More candles were lit. An old general of at least eighty-five approached Visser. ‘I hope you know what you are doing with Operation Drommedaris, Andries,’ he said gruffly.

‘It will be a wise investment, you’ll see,’ said Visser.

‘Humph. I was told The Times will cost ten billion rand.’

‘At least that,’ said Visser.

‘Ten billion rand will buy a lot of firepower,’ the general said.

‘It’s political power we want, not guns,’ said Visser. ‘And I can assure you the money will buy us power.’

The general shuffled off. There were a number of members of the Laagerbond who just didn’t understand, Visser reflected. Fortunately they were getting older and dying off. The Laagerbond was powerful. It hadn’t needed guns to achieve that power. It had money and knowledge. It used manipulation to get its way rather than brute force. Operation Drommedaris influenced public opinion at home and abroad. Dirk du Toit and his father had multiplied the original billions supplied by Nico Diederichs through inspired investments. Some of this money could be used to bribe. If that didn’t work, Freddie Steenkamp and now Paul Strydom could use their extensive intelligence files on all of South Africa’s important politicians and bureaucrats, both black and white, to persuade and extort. Everyone of any importance in South Africa had a past, and in that past they had done things they were ashamed of. The Laagerbond knew those things. And if all else failed there was Anton van Vuuren, the grey-haired, bespectacled professor of physics who was at that moment talking earnestly to Daniel Havenga, and the sizeable stash of weapons-grade uranium buried deep in a disused diamond mine near Kimberley.

Visser smiled to himself. Under his stewardship as chairman of the Laagerbond, the Afrikaner nation had been safe.

Then he saw Kobus Moolman, and frowned. He moved over to the former policeman. ‘I heard that Alex Calder is in South Africa?’

Moolman raised his eyebrows. ‘I’m surprised. He obviously doesn’t scare easily.’

Visser’s frown deepened. ‘You seem to have lost your touch.’

Moolman smiled confidently. He wasn’t about to be intimidated by a former civil servant, even if he was chairman of the Laagerbond. ‘Don’t worry, Andries. Now he’s on my home territory I won’t let him cause trouble.’

‘I’m glad to hear it,’ said Visser. ‘Because if this van Zyl business gets out of hand it could destroy everything.’
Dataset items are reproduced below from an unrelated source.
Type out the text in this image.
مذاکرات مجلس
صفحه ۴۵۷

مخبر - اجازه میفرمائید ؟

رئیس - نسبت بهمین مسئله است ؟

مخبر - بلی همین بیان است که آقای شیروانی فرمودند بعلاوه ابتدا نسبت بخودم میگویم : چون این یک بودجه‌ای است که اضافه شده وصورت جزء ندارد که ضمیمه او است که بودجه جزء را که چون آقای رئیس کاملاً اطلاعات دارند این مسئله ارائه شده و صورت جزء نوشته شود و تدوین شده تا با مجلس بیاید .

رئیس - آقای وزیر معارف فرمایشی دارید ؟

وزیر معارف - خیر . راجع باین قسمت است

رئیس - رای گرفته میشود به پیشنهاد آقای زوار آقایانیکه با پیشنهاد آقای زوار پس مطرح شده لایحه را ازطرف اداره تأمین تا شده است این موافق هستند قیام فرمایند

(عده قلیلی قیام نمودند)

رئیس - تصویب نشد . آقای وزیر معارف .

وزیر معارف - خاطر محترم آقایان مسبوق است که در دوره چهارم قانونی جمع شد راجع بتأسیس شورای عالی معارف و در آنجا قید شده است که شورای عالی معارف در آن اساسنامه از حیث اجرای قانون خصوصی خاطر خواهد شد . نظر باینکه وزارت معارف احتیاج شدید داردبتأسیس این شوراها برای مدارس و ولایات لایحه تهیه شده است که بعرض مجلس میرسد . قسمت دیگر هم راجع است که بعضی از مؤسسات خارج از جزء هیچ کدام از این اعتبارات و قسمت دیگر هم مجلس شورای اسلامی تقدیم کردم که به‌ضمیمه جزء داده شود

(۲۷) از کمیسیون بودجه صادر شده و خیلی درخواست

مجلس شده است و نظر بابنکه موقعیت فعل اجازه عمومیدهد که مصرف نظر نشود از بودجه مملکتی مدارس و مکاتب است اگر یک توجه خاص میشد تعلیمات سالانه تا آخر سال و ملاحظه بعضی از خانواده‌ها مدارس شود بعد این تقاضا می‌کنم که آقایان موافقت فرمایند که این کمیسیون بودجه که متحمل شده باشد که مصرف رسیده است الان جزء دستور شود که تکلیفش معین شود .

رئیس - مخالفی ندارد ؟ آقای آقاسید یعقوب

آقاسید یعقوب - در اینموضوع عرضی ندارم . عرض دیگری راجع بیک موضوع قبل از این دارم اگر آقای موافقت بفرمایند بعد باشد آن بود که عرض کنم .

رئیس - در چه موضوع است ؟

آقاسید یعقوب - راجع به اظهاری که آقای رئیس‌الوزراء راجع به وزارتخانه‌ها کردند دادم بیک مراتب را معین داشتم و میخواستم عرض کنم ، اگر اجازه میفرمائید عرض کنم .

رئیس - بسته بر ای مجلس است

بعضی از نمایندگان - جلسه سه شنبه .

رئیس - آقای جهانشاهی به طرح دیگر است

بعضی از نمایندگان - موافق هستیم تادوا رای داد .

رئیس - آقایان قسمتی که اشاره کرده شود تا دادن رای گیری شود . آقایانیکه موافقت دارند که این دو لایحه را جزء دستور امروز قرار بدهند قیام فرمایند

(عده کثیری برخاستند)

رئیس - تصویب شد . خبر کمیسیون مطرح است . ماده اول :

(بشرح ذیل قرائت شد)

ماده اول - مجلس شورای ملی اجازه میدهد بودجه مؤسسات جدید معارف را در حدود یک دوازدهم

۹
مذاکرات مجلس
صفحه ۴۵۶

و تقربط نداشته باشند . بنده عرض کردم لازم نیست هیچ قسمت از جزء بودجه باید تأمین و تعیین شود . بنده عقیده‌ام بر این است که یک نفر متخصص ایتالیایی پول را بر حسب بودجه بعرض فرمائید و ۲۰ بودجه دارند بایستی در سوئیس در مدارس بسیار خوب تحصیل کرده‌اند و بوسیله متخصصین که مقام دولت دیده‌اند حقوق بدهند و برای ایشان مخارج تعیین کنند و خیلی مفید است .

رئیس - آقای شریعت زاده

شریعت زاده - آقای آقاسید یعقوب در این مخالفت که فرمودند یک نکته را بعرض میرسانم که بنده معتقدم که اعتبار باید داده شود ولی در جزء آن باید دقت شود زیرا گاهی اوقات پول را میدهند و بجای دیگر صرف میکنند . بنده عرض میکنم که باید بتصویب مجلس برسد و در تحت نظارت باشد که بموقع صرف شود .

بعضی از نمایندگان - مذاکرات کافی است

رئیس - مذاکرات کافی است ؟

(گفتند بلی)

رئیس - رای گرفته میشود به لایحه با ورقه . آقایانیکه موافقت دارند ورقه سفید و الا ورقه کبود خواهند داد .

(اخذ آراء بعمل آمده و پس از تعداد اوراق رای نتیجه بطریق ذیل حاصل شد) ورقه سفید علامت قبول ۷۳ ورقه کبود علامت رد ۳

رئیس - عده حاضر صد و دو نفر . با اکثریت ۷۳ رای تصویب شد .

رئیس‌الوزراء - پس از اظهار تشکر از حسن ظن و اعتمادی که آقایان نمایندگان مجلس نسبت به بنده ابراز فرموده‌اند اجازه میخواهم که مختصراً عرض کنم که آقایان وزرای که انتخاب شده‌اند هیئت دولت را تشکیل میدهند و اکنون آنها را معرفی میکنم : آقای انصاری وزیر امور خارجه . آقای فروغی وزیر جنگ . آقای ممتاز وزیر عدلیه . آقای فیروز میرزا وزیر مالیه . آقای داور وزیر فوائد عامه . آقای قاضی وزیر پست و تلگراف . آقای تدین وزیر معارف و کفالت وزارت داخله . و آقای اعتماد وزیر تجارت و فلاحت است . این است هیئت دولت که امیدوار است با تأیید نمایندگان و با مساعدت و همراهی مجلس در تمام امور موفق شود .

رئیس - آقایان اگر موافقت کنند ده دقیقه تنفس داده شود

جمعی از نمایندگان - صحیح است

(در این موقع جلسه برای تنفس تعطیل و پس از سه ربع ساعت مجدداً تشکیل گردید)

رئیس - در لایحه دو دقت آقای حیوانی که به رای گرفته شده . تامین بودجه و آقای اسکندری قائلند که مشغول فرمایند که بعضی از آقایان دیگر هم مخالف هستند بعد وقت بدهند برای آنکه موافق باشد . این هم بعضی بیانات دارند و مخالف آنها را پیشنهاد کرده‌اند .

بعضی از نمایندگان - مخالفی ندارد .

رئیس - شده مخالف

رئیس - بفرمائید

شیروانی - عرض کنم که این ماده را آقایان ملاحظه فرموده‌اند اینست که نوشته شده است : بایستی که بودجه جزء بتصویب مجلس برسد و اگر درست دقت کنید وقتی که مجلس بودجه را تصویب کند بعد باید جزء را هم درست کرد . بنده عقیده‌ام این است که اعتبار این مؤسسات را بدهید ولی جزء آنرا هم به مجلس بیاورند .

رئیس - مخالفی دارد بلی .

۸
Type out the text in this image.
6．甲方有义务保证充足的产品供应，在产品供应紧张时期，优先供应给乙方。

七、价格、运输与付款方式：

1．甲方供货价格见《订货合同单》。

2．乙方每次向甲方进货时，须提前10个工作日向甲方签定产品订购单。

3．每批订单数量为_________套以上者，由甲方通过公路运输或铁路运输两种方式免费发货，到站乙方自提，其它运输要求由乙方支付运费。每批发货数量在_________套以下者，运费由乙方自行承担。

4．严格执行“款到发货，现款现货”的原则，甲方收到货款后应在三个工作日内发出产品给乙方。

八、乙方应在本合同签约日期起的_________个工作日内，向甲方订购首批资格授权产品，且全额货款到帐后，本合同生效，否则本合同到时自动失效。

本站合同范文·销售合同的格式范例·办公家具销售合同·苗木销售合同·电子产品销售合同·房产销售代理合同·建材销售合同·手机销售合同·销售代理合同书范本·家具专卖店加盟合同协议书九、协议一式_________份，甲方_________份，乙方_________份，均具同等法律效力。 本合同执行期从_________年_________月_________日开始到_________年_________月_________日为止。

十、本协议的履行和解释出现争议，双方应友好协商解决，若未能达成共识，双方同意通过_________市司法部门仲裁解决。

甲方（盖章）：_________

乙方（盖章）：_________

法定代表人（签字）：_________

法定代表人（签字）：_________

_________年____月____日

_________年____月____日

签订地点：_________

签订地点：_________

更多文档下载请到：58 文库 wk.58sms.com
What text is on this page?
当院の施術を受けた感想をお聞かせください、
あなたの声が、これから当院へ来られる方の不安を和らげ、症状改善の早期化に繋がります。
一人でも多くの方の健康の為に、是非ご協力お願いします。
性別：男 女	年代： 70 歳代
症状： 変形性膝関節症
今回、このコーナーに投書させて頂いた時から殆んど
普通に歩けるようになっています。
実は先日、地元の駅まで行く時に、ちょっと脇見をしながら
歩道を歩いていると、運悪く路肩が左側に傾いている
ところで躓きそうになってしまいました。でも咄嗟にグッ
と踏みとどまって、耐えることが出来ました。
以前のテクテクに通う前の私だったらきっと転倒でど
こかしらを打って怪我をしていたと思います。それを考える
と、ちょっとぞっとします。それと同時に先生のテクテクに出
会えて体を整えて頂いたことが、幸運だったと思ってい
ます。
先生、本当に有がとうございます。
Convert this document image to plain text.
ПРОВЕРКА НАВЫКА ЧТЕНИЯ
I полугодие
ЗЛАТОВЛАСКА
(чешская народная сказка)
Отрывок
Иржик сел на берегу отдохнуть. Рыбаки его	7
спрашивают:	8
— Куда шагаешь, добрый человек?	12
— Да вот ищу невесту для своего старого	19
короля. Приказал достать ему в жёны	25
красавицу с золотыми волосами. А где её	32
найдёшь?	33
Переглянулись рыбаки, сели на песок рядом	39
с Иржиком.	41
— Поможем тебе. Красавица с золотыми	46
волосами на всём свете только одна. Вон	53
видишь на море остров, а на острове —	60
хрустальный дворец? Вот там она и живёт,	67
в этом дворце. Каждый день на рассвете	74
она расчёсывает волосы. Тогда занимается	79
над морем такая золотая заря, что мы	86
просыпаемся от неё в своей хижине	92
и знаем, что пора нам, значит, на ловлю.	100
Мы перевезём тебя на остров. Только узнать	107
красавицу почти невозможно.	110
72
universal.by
‘We’ll have him on a plane back out of the country in a couple of days,’ said Moolman. He grinned. ‘In a coffin if necessary.’ Then he moved off to talk to the new initiate.

Visser coughed, the pain wracking his chest and shoulder. He would be lucky if he lived long enough to attend another one of these ceremonies. He surveyed the frieze around the walls of the monument. That tiny group of brave men and women clinging to life and freedom on the edge of such a vast continent. He remembered how when he had studied history at the University of the Orange Free State he had read extracts from The Times castigating the ignorant Boer farmers. He smiled again. Soon that mighty mouthpiece of British colonial rule would be under the control of those ignorant Boers. That was a day he was looking forward to.